RBG wants permanent fence to protect trekking turtles

The Royal Botanical Gardens and the Hamilton Conservation Authority Foundation are ramping up efforts to prevent a fragile population of turtles and other wildlife from getting run over by vehicles on Cootes Drive.
The RBG wants to build a permanent fence, three-quarters of a kilometre long, that is expected to cost more than $30,000, on the east side of the road near the edge of McMaster University property and swinging west towards Olympic Drive. The fence would direct spring migrating turtles along the roadside to a safe crossover point under a bridge.
For years, the turtles have been crossing the road in search of sandy terrain to lay eggs. For the past two years the RBG has experimented with temporary silt fences, but decided recently to go ahead with a permanent structure.

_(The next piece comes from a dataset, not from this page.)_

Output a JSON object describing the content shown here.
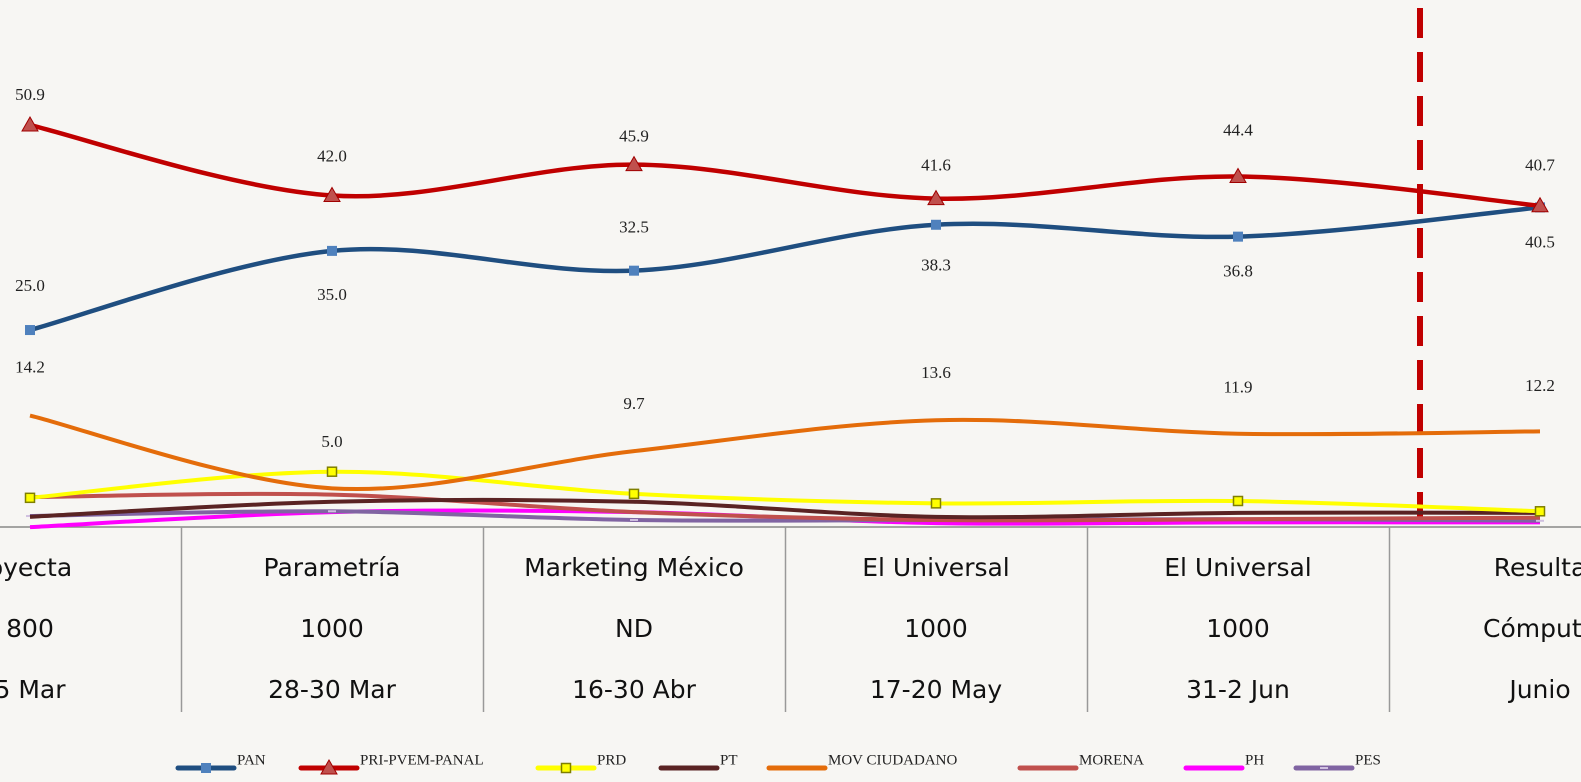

Meanwhile, the HCA Foundation — which owns nearby property on the west side of Cootes Drive — just finished a fundraising campaign that quickly raised $1,100 for a temporary silt fence on that site. That fence is aimed at preventing turtles from going on the road when they try to return to the RBG property after laying eggs.
Tys Theysmeyer, head of conservation for the RBG, said the location near the McMaster property "is a key crossing point for wildlife" between Cootes Paradise and the Dundas Valley, which are the two big natural areas.
"The grand plan is to get the wildlife, turtles or animals safe passage that forces them to go under a bridge that goes over a creek instead of going on the road," explained Theysmeyer.
He hopes the bridge will some day be modified to better encourage wildlife to go underneath it and provide some public access to observe the animals.
Theysmeyer said he plans to approach the city to help pay for the fence because wildlife are being killed on a city-owned road.
RBG researchers have been studying turtles on its Cootes Paradise property for several years using radio transmitters attached to the animals' backs. The studies have given the researchers a better idea of where in the marsh the turtles are spending different seasons.
Theysmeyer says the bitter winter has meant the turtles are a couple of weeks behind schedule coming out of hibernation. They are just starting to appear now.
Normally, in late fall turtles will dig into the ground beside creek beds, below the usual frost line, and spend the winter there. But this winter, the frost went deeper into the ground than usual and some turtles might have frozen to death because they didn't go deep enough. But it's too early to say for sure, he says.